The show’s premise made room for works that stimulated an ‘altered’ viewer’s pupils through psychedelic eye-popping effects: recession in space, kaleidoscopic colour, intense patterning and optical proliferation. These included Carsten Höller’s Upside Down Mushroom Room (2000), the pulsing target images of Ann Veronica Janssens’ video projections (Donut, 2000), Paul Noble’s immense, highly detailed stoner drawings (Ye Olde Ruin, 2003–4), several collages by Fred Tomaselli, and Chiho Aoshima’s quivering anime fairyland (City Glow, 2005.) Here the remit of the show grew too inclusive, crowding the exhibition and drawing together anything colourful or cinematic: Janet Cardiff, Olafur Eliasson, Franz Ackerman, Eija-Liisa Ahtila, Pipilotti Rist and more. This made for the queer spectacle of a show about drugs jammed with parents and their spun-out children, with daunting queues for the most popular rooms. (Queuing is something you do at an amusement park; a true druggie would flee such a structured scene.) Some of this work was affecting – such as Sylvie Fleury’s glittering, spangled fibreglass pod 8 (2000) or Pierre Huyghe’s romantic clouds of pastel dry ice fog L’expédition scintillante, Acte 2 (The Scintillating Expedition, Act 2, 2002) – but the show would have benefited from clearer distinctions among the forms of experience on offer. Many works looked like spectacular business-as-usual, suggesting neither an ‘altered’ experience nor a very specific one.

‘Ecstasy’ presumed the autonomy of drug experiences from the mainstream cultures that surround them. Missing were considerations of the powerful markets that oversee the dissemination and sale of drugs, or of the vibrant visual culture that surrounds them and gives them meaning. (I’d have loved to see a biomorphic bong or a Pfizer advertisement inserted among the various works of ‘high art’.) HOMO CRAP #1 (2005), an installation staged by the collective assume vivid astro focus (on this occasion including works by Anna Sew Hoy, Giles Round and Paloma Mentirosa), was an exception. Its diorama of Berlin’s Panorama Bar, a night-club in a disused power station three miles outside Berlin, was filled with the paraphernalia of a very late night out – chain curtains, sadistic-psychedelic-erotic wall paintings, throbbing speakers wrapped in fleshy polyurethane and papier-mâché envelopes, a sticky floor strewn with filthy confetti and dry ice. HOMO CRAP #1 at least gestured toward the place that drugs might have as part of a collective social experience, as well as the wilder sensory side of ‘altered states’ in general. Photographs of political protests lining the entrance passage linked the installation’s hedonistic atmosphere to struggles for human rights and sexual freedom. It’s not escaping the everyday that matters most but engaging it on your own terms.

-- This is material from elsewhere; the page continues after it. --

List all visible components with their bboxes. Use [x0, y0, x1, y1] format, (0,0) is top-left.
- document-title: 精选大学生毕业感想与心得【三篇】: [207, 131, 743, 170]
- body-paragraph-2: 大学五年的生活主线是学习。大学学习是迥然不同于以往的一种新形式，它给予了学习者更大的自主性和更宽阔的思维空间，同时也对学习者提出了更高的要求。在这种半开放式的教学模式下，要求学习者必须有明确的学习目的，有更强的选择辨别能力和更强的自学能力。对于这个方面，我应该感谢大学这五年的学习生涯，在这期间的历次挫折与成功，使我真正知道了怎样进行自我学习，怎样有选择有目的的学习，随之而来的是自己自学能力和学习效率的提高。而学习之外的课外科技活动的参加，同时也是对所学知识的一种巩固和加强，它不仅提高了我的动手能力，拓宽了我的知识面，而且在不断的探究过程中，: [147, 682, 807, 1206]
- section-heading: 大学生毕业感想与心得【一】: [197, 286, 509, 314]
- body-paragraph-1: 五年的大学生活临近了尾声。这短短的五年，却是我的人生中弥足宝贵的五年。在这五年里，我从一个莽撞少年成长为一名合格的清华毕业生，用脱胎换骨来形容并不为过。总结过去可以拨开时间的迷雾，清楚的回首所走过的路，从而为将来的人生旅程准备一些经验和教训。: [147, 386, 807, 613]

The autonomous approach paid off when the artists took a self-critical stance: for example in Charles Ray’s Tabletop (2003), a still life whose objects reveal themselves to be slowly, imperceptibly rotating, or Francis Alÿs’ Narcoturismo (Narcotourism, 1996), in which the artist strolled through the streets of Copenhagen for a week ingesting a different drug each day. ‘Ecstasy’ presented the latter project as a set of documents, including one that took the form of a palimpsest: scrawled notes in erased pencil overlaid by a sober typescript formalizing their ‘altered’ findings. In this work the described experience of inebriation persists, but in faded form, without the over-amplified plenitudes found elsewhere in the exhibition. Here, as elsewhere, ecstatic experience was obscured by the artist’s efforts to articulate it.

Julian Myers is an art historian based in San Francisco. He is an assistant professor at California College of the Arts.